One chance in 3.5 million

Yes, more on statistics.

In a recent NY Times article, science reporter Dennis Overbye discusses recent talks from Fermilab and CERN scientists which may hint at the discovery of the much-anticipated Higgs Boson. The executive summary is: it hasn’t been found yet.

But in the course of the article, Overbye points out that

To qualify as a discovery, some bump in the data has to have less than one chance in 3.5 million of being an unlucky fluctuation in the background noise.

That particular number is the so-called “five sigma” level from the Gaussian distribution. Normally, I would use this as an opportunity to discuss exactly what probability means in this context — is it a Bayesian “degree of belief” or a frequentist “p-value”, but for this discussion that distinction doesn’t matter: the important point is that one in 3.5 million is a very small chance indeed. [For the aficionados, the number is the probability that x > μ + 5 σ when x is described by a Gaussian distribution of mean μ and variance σ2.]

Why are we physicists so conservative? Are we just being very careful not to get it wrong, especially when making such a potentially important — Nobel-worthy! — discovery? Even for less ground-breaking results, the limit is often taken to be three sigma, which is about one chance in 750. This is a lot less conservative, but still pretty improbable: I’d happily bet a reasonable amount on a sporting event if I really thought I had 749 chances out of 750 of winning. However, there’s a maxim among scientists: half of all three sigma results are wrong. This may be an exaggeration, but certainly nobody believes “one in 750” is a good description of the probability (nor one in 3.5 million for five sigma results). How could this be? Fifty percent — one in two — is several hundred times more likely than 1/750.

There are several explanations, and any or all of them may be true for a particular result. First, people often underestimate their errors. More specifically, scientists often only include errors for which they can construct a distribution function — so-called statistical or random errors. But the systematic errors, which are, roughly speaking, every other way that the experimental results could be wrong, are usually not accounted for, and of course any “unknown systematics” are ignored by definition, and usually not discovered until well after the fact.

The controversy surrounding the purported measurements of the variation of the fine-structure constant that I discussed last week lies almost entirely in the different groups’ ability to incorporate a good model for the systematic errors in their very precise spectral measurements.

And then of course there are the even-less quantifiable biases that alter what results get published and how we interpret them.
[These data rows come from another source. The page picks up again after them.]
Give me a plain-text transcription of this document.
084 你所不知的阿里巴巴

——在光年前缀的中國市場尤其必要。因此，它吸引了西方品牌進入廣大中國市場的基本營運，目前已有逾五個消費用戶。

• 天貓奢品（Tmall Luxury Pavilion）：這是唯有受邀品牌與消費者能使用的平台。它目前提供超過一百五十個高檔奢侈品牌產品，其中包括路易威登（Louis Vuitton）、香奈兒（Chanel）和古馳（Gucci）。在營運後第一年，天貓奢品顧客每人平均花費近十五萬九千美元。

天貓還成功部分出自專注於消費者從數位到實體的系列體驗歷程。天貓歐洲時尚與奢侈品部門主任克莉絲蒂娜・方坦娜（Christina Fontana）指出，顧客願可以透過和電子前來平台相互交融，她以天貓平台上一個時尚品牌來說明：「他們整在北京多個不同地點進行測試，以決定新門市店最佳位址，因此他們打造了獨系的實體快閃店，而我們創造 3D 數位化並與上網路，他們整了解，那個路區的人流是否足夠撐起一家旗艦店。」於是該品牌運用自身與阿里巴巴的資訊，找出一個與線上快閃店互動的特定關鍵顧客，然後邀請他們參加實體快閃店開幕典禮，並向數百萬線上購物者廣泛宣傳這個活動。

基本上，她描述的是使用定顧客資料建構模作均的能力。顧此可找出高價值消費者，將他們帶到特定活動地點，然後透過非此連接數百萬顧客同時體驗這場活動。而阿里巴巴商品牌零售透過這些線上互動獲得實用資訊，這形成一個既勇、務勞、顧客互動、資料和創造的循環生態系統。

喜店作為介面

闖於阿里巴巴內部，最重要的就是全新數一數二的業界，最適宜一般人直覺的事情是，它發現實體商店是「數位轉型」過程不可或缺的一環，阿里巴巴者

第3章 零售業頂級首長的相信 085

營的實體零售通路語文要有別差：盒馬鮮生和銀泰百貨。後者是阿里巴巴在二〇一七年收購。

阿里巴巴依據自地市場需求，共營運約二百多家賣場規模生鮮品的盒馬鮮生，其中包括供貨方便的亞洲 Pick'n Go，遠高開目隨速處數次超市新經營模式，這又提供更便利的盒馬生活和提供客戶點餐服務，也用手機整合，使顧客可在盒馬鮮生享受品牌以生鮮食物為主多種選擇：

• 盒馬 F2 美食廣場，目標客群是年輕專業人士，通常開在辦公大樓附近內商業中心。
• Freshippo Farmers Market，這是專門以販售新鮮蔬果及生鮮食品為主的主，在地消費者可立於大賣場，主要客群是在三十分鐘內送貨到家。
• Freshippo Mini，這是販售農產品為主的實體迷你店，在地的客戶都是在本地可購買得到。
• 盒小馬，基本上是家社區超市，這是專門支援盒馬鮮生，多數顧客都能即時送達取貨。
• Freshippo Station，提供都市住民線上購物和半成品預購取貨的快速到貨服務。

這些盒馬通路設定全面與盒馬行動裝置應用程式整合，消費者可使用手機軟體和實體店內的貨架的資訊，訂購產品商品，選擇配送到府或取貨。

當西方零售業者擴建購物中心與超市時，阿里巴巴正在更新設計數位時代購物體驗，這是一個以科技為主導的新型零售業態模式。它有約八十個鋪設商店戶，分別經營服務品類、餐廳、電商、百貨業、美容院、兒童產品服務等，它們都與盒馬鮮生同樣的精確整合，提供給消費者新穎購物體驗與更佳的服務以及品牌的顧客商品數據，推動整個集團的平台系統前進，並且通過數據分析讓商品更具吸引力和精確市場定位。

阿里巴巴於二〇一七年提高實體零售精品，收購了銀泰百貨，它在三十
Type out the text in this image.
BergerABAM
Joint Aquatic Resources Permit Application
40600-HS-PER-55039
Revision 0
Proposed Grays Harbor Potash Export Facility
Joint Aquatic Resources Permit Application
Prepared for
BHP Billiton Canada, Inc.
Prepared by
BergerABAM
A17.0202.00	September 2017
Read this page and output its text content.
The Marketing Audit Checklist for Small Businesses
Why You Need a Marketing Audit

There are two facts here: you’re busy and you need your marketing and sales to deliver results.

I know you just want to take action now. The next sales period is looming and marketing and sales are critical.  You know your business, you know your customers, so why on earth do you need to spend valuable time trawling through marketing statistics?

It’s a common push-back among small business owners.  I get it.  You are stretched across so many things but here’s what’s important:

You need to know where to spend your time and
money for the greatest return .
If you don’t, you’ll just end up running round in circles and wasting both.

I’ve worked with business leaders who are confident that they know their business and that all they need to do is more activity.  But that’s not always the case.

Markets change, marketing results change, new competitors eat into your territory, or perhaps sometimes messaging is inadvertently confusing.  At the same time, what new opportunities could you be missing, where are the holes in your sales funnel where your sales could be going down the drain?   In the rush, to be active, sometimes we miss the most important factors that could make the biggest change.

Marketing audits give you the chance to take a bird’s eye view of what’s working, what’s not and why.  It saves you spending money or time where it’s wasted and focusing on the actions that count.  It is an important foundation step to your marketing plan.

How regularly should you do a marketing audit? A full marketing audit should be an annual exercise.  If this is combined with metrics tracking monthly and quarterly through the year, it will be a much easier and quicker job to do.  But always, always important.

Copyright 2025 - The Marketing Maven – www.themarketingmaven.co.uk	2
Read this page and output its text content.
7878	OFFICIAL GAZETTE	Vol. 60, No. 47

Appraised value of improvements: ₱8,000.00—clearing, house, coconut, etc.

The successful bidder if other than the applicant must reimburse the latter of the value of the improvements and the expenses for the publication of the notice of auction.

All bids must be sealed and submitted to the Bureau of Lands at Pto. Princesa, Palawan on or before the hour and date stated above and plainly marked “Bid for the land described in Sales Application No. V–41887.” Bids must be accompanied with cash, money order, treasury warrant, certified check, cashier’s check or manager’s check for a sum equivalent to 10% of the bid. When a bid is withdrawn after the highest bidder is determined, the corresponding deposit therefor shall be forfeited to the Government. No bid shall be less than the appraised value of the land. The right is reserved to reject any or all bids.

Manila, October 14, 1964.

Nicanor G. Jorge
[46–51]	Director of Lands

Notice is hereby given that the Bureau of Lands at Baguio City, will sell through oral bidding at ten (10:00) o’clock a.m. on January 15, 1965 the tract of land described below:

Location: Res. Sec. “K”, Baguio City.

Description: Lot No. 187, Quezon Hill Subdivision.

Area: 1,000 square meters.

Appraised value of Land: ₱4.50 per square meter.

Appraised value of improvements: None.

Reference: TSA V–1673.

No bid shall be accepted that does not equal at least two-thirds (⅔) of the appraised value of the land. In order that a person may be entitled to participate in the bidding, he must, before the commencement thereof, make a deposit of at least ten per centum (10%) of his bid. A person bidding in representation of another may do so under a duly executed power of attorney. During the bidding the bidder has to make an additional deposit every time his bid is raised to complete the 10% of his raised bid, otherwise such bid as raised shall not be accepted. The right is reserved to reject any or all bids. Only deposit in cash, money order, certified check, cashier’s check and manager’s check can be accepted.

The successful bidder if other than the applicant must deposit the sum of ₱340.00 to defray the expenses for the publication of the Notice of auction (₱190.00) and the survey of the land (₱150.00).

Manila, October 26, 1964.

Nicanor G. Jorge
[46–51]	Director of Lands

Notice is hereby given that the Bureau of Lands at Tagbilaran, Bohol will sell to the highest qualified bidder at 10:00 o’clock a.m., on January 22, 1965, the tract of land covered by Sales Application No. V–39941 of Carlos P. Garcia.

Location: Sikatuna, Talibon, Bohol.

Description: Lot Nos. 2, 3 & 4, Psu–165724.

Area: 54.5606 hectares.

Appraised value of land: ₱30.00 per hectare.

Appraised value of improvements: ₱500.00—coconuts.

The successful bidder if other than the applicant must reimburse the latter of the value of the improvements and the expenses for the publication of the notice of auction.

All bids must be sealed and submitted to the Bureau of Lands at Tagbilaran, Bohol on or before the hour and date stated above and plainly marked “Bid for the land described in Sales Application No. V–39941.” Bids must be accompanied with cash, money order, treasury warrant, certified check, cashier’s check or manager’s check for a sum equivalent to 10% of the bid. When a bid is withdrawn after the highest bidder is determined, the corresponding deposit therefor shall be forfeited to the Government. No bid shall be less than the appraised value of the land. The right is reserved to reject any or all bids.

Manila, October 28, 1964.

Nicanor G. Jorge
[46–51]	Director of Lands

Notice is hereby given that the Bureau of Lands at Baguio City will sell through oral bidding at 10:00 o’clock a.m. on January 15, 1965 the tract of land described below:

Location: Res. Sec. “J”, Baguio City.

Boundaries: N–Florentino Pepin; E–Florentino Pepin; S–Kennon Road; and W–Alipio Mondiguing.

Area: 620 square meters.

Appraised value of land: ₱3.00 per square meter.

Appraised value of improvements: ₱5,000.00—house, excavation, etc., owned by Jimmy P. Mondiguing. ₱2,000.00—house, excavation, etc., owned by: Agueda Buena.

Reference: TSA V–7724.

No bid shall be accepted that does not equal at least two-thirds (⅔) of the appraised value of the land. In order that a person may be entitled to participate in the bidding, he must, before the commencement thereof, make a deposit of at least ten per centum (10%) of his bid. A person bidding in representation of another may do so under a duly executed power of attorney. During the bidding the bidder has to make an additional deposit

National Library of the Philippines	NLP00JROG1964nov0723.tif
Chief among these may be publication or reporting bias: scientists and journals are more likely to publish, or even discuss, exciting new results than supposedly boring confirmations of the old paradigm. If there were a few hundred unpublished three-sigma unexciting confirmations for every published groundbreaking result, we would expect many of those to be statistical flukes. Some of these may be related to the so-called “decline effect” that Jonah Lehrer wrote about in the New Yorker recently: new results seem to get less statistically significant over time as more measurements are made. Finally, as my recent interlocutor, Andrew Gelman, points outclassical statistical methods that work reasonably well when studying moderate or large effects… fall apart in the presence of small effects.”

(In fact, Overbye discussed the large number of “false detections” in astronomy and physics in another Times article almost exactly a year ago.)

Unfortunately all of this can make it very difficult to interpret — and trust — statistical statements in the scientific literature, although we in the supposedly hard sciences have it a little easier as we can often at least enumerate the possible problems even if we can’t always come up with a good statistical model to describe our ignorance in detail.